Blasen soll man möglichst nicht öffnen, sondern abdecken. Für beide Arten von Hautverletzungen gibt es Hydrokolloid-Pflaster, welche die Heilung durch ein optimales Wundklima fördern und nicht mit der Wunde verkleben. Sie bieten einen zuverlässigen Schutz vor Keimen, fühlen sich angenehm an und verbleiben länger auf der Haut, sodass eine unnötige Wundreizung unterbleibt. Sie sind atmungsaktiv und halten auch beim Duschen. Die Wundfeuchtigkeit von Blasen und Verbrennungen wird durch das Spezialpflaster bis zur Heilung reguliert.

Gele und Salben für die Wundpflege

Hydrokolloid-Wundgele eignen sich gut zum Auftragen auf kleine Wunden, direkt nachdem sie gereinigt wurden. In vielen Präparaten enthaltene desinfizierende Wirkstoffe schützen vor Infektionen und das Gel kühlt die Verletzung. Zusätzlich sollte die Wunde mit einem Pflaster oder Verband abgedeckt werden. Während der Abheilungsphase und zum Massieren von Narben eignen sich Dexpanthenol-haltige Salben.
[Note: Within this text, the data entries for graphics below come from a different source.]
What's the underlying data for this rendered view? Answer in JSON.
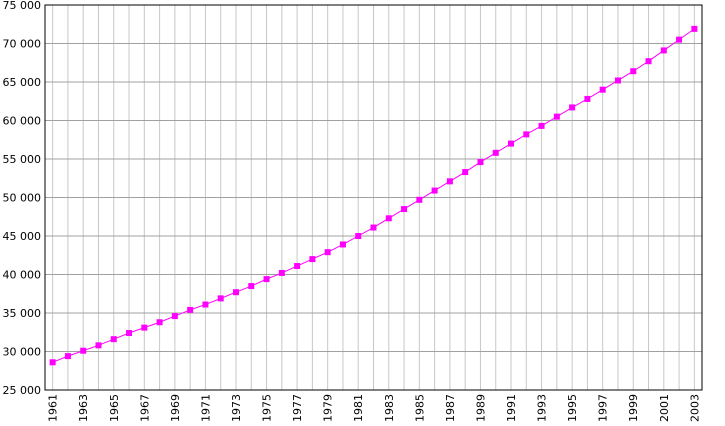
{
  "chart_data": {
    "type": "line",
    "x": [
      1961,
      1962,
      1963,
      1964,
      1965,
      1966,
      1967,
      1968,
      1969,
      1970,
      1971,
      1972,
      1973,
      1974,
      1975,
      1976,
      1977,
      1978,
      1979,
      1980,
      1981,
      1982,
      1983,
      1984,
      1985,
      1986,
      1987,
      1988,
      1989,
      1990,
      1991,
      1992,
      1993,
      1994,
      1995,
      1996,
      1997,
      1998,
      1999,
      2000,
      2001,
      2002,
      2003
    ],
    "series": [
      {
        "color": "#ff00ff",
        "values": [
          28600,
          29400,
          30100,
          30800,
          31600,
          32400,
          33100,
          33800,
          34600,
          35400,
          36100,
          36900,
          37700,
          38500,
          39400,
          40200,
          41100,
          42000,
          42900,
          43900,
          45000,
          46100,
          47300,
          48500,
          49700,
          50900,
          52100,
          53300,
          54600,
          55800,
          57000,
          58200,
          59300,
          60500,
          61700,
          62800,
          64000,
          65200,
          66400,
          67700,
          69100,
          70500,
          71900
        ]
      }
    ],
    "xlim": [
      1960.5,
      2003.5
    ],
    "xticks": [
      1961,
      1963,
      1965,
      1967,
      1969,
      1971,
      1973,
      1975,
      1977,
      1979,
      1981,
      1983,
      1985,
      1987,
      1989,
      1991,
      1993,
      1995,
      1997,
      1999,
      2001,
      2003
    ],
    "ylim": [
      25000,
      75000
    ],
    "yticks": [
      {
        "value": 25000,
        "label": "25 000"
      },
      {
        "value": 30000,
        "label": "30 000"
      },
      {
        "value": 35000,
        "label": "35 000"
      },
      {
        "value": 40000,
        "label": "40 000"
      },
      {
        "value": 45000,
        "label": "45 000"
      },
      {
        "value": 50000,
        "label": "50 000"
      },
      {
        "value": 55000,
        "label": "55 000"
      },
      {
        "value": 60000,
        "label": "60 000"
      },
      {
        "value": 65000,
        "label": "65 000"
      },
      {
        "value": 70000,
        "label": "70 000"
      },
      {
        "value": 75000,
        "label": "75 000"
      }
    ],
    "grid": true
  }
}
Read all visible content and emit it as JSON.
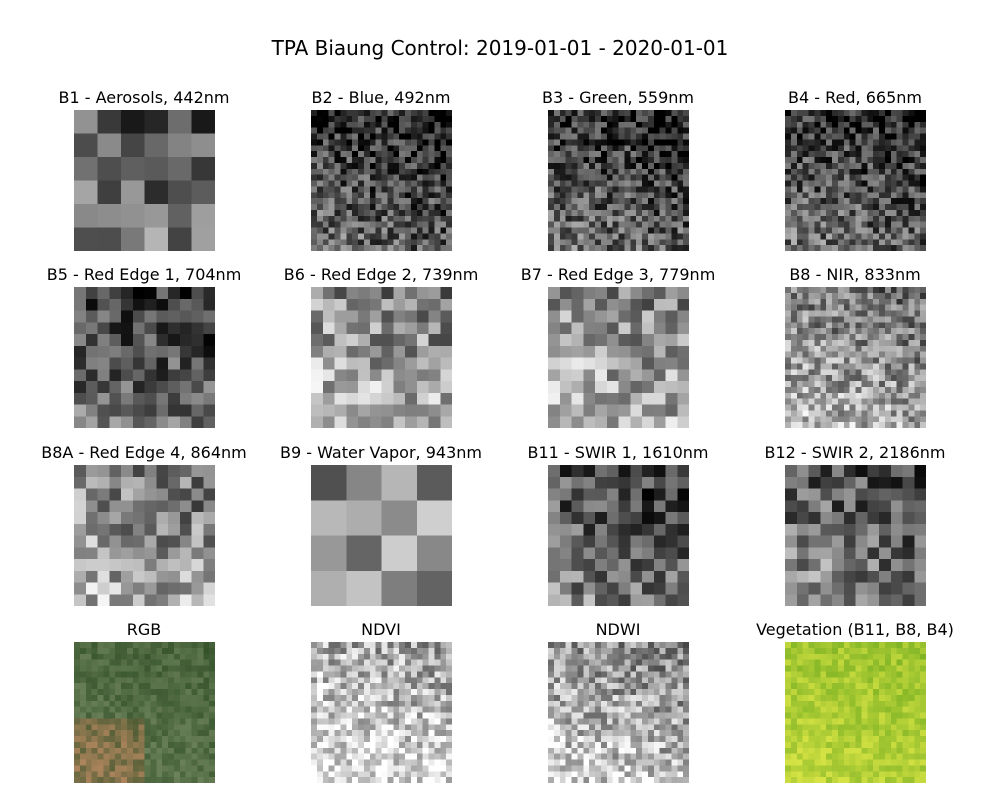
{
  "figure_title": "TPA Biaung Control: 2019-01-01 - 2020-01-01",
  "panels": [
    {
      "title": "B1 - Aerosols, 442nm",
      "grid": 6,
      "kind": "gray",
      "seed": 11,
      "bias": 0.35
    },
    {
      "title": "B2 - Blue, 492nm",
      "grid": 24,
      "kind": "gray",
      "seed": 2,
      "bias": 0.2
    },
    {
      "title": "B3 - Green, 559nm",
      "grid": 24,
      "kind": "gray",
      "seed": 3,
      "bias": 0.22
    },
    {
      "title": "B4 - Red, 665nm",
      "grid": 24,
      "kind": "gray",
      "seed": 4,
      "bias": 0.22
    },
    {
      "title": "B5 - Red Edge 1, 704nm",
      "grid": 12,
      "kind": "gray",
      "seed": 5,
      "bias": 0.25
    },
    {
      "title": "B6 - Red Edge 2, 739nm",
      "grid": 12,
      "kind": "gray",
      "seed": 6,
      "bias": 0.55
    },
    {
      "title": "B7 - Red Edge 3, 779nm",
      "grid": 12,
      "kind": "gray",
      "seed": 7,
      "bias": 0.55
    },
    {
      "title": "B8 - NIR, 833nm",
      "grid": 24,
      "kind": "gray",
      "seed": 8,
      "bias": 0.5
    },
    {
      "title": "B8A - Red Edge 4, 864nm",
      "grid": 12,
      "kind": "gray",
      "seed": 9,
      "bias": 0.5
    },
    {
      "title": "B9 - Water Vapor, 943nm",
      "grid": 4,
      "kind": "gray",
      "seed": 10,
      "bias": 0.55
    },
    {
      "title": "B11 - SWIR 1, 1610nm",
      "grid": 12,
      "kind": "gray",
      "seed": 12,
      "bias": 0.3
    },
    {
      "title": "B12 - SWIR 2, 2186nm",
      "grid": 12,
      "kind": "gray",
      "seed": 13,
      "bias": 0.35
    },
    {
      "title": "RGB",
      "grid": 24,
      "kind": "rgb",
      "seed": 14,
      "bias": 0.4
    },
    {
      "title": "NDVI",
      "grid": 24,
      "kind": "gray",
      "seed": 15,
      "bias": 0.7
    },
    {
      "title": "NDWI",
      "grid": 24,
      "kind": "gray",
      "seed": 16,
      "bias": 0.6
    },
    {
      "title": "Vegetation (B11, B8, B4)",
      "grid": 24,
      "kind": "veg",
      "seed": 17,
      "bias": 0.5
    }
  ]
}
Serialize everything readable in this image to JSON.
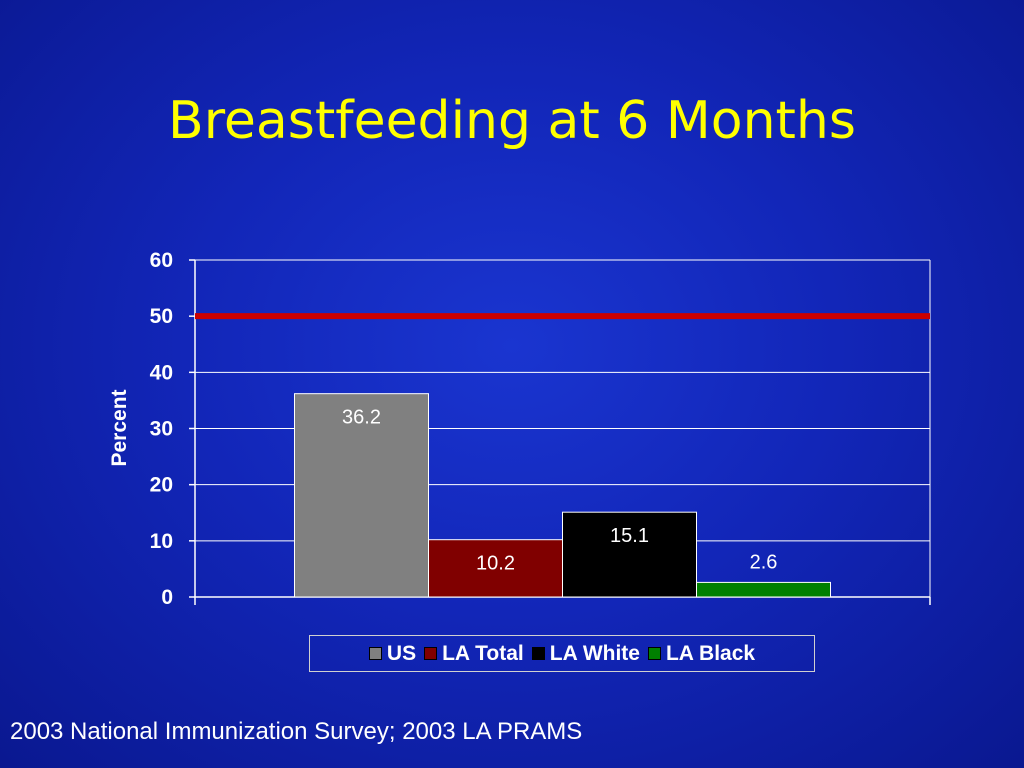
{
  "slide": {
    "title": "Breastfeeding at 6 Months",
    "source": "2003 National Immunization Survey; 2003 LA PRAMS"
  },
  "chart_data": {
    "type": "bar",
    "categories": [
      "US",
      "LA Total",
      "LA White",
      "LA Black"
    ],
    "values": [
      36.2,
      10.2,
      15.1,
      2.6
    ],
    "value_labels": [
      "36.2",
      "10.2",
      "15.1",
      "2.6"
    ],
    "colors": [
      "#808080",
      "#800000",
      "#000000",
      "#008000"
    ],
    "ylabel": "Percent",
    "ylim": [
      0,
      60
    ],
    "yticks": [
      0,
      10,
      20,
      30,
      40,
      50,
      60
    ],
    "grid": true,
    "reference_line": {
      "value": 50,
      "color": "#cc0000"
    },
    "legend": {
      "position": "bottom",
      "entries": [
        {
          "label": "US",
          "color": "#808080"
        },
        {
          "label": "LA Total",
          "color": "#800000"
        },
        {
          "label": "LA White",
          "color": "#000000"
        },
        {
          "label": "LA Black",
          "color": "#008000"
        }
      ]
    }
  }
}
Wie unterscheiden sich Pflaster?

  • Bedruckte, bunte Kinderpflaster besitzen in der Regel eine hautfreundliche Klebeschicht und sind leicht wieder abzulösen, sodass die Haut nicht unnötig gereizt wird.
  • Weiße, hautfreundliche Pflaster für Erwachsene haben ähnliche Eigenschaften und sind auch für Kinder geeignet.
  • Die klassischen meist braunen Pflaster mit einer starken Klebkraft führen eher zu Hautreizungen und sind manchmal nur unter Schmerzen und mit verbleibenden Kleberückständen auf der Haut abzulösen.
  • Pflaster zum Abschneiden in der gewünschten Größe ist vielfältig einsetzbar, aber an den offenen Schnittstellen der Wundauflage können Keime und Verunreinigungen eindringen. Für frische Wunden eignen sich daher eher Strips oder einzeln eingeschweißte, sterile Pflaster mit vollständigem Kleberand.
  • Fingerpflaster haben an einer Seite eine besonders lange Klebefläche, die man zum besseren Halt mehrmals um einen Finger wickeln kann. Für Fingerkuppen und Nagelverletzungen sind speziell geformte Pflaster erhältlich.
  • Wasserfeste Pflaster besitzen eine wasserabweisende Beschichtung.
  • Blasenpflaster sind meist innen verdickt und bieten so einen sofortigen Druckschutz.
  • Sprühpflaster bilden einen wasserabweisenden Film und sind nur für nicht infizierte Wunden geeignet.
  • Die Apotheke vor Ort berät gerne bei der richtigen Auswahl der Pflaster.

Die Grenzen der Wundversorgung zu Hause

Kopf- oder Gesichtsverletzungen und tiefe Wunden sollten von einem Kinderarzt beurteilt werden. Dabei kann man, wenn nötig, die Tetanusimpfung auffrischen lassen. Bei Tierbissen muss auch über eine vorsorgliche Antibiotika-Therapie von der Ärztin oder dem Arzt entschieden werden. Tiefe Schnitte betreffen unter Umständen nicht nur die Haut, sondern auch Sehnen oder Nerven. Auch wenn Anzeichen einer Infektion wie Schwellungen, Rötungen, großflächig werdende Schmerzen oder Eiterbildung vorliegen, ist eine ärztliche Abklärung notwendig.

Wenn eine Blutung nicht zu stillen oder man sich unsicher in der Wundversorgung ist, sollte man den Rettungsdienst rufen. Große Fremdkörper sollten vom Arzt entfernt werden.